Rewolucja w stawkach za najem
Bolączką miasta stały się puste witryny sklepowe, a handlujący narzekali na wysokie czynsze. Te były wynikiem prowadzonych wcześniej przetargów na najem.
– Dajemy możliwość ponownego przystąpienia do przetargu. Jeżeli nie będzie innych chętnych można wynegocjować stawkę podstawową, która teraz wynosi 8 złotych za metr kwadratowy – mówi burmistrz Gorzowa Śląskiego Artur Tomala.
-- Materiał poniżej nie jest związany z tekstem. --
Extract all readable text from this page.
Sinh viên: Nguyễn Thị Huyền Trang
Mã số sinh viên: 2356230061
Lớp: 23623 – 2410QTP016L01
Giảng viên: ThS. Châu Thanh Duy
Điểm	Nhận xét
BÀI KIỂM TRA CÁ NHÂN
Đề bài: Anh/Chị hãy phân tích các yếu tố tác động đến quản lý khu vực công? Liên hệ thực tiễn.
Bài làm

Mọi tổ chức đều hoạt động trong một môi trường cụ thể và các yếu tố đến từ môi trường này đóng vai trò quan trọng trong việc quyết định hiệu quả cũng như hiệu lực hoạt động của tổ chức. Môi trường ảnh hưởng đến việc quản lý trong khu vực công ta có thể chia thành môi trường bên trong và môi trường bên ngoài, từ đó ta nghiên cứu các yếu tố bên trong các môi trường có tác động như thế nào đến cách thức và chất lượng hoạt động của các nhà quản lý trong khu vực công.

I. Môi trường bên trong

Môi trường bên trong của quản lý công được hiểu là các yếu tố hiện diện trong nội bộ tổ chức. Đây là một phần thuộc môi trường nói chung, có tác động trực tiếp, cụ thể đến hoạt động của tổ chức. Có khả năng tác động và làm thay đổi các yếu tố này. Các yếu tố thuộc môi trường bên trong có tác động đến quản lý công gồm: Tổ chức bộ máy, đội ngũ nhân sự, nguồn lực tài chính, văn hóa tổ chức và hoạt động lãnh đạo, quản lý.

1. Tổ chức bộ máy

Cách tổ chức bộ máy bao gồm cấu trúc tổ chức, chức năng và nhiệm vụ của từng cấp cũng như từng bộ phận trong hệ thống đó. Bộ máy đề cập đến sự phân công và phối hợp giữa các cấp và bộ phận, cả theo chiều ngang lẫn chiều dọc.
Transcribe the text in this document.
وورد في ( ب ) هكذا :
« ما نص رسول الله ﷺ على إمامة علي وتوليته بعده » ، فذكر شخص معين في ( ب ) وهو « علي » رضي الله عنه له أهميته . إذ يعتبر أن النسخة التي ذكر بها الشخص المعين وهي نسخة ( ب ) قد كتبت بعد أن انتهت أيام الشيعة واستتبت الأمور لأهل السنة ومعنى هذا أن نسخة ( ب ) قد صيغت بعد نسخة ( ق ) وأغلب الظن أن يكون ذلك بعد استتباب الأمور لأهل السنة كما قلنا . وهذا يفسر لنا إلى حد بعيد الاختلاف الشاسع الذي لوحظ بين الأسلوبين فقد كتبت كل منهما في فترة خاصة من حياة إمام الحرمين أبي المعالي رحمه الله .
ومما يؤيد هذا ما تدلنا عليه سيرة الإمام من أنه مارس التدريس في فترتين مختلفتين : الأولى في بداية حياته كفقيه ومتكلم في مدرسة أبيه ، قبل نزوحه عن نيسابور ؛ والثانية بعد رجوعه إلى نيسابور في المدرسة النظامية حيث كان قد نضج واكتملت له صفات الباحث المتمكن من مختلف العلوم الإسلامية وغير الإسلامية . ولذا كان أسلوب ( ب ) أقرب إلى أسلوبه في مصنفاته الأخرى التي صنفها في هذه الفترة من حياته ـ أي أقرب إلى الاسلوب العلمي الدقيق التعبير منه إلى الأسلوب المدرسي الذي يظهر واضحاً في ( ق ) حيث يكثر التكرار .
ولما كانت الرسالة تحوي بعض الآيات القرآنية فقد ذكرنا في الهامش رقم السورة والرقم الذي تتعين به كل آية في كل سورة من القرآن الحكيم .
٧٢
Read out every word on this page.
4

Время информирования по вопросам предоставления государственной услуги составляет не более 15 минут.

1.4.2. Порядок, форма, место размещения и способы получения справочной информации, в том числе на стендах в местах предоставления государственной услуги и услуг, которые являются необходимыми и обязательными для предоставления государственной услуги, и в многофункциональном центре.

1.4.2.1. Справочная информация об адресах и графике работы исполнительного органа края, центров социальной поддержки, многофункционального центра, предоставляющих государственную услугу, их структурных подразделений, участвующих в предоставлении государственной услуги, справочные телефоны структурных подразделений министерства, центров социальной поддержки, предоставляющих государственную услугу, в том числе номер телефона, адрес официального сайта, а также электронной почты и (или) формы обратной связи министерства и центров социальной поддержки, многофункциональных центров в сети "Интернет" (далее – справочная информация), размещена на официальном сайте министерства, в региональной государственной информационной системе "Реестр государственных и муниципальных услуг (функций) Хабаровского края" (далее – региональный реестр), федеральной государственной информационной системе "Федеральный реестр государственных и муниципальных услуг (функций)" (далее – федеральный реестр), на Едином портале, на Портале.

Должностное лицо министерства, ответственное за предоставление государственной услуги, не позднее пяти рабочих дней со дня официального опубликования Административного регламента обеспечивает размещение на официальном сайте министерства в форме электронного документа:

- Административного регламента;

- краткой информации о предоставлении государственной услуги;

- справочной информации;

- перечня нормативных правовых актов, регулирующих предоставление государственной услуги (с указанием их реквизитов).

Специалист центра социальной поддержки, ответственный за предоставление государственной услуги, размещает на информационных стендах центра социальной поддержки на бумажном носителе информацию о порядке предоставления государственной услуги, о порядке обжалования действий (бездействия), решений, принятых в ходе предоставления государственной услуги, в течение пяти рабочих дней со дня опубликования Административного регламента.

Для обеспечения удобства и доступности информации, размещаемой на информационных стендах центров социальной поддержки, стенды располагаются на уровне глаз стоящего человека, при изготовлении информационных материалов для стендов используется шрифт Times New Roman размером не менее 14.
- Spotkałem się z osobami prowadzącymi sklepy w centrum naszego miasta. Wyjaśniłem im, że z automatu zgodnie z prawem nie mogę obniżyć czynszów. Poinformowałem jednocześnie o kolejnym rozwiązaniu, że gdy przystąpią do nowego przetargu na inny lokal mogą również wynegocjować najniższą stawkę – tłumaczy Tomala.
Zostały również zamrożone do końca przyszłego roku stawki czynszów. Dodatkowo zlikwidowano podział na strefy. W rynku czynsz był wyższy niż na obrzeżach miasta.
- To ma zachęcić handlujących do pozostania w rynku – dodaje Tomala.
Nowym rozwiązaniem zainteresowanych jest kilka przedsiębiorców prowadzących swoje sklepy w centrum Gorzowa Śląskiego. Władze gminy analizowały również przekształcanie lokali użytkowych na mieszkania komunalne.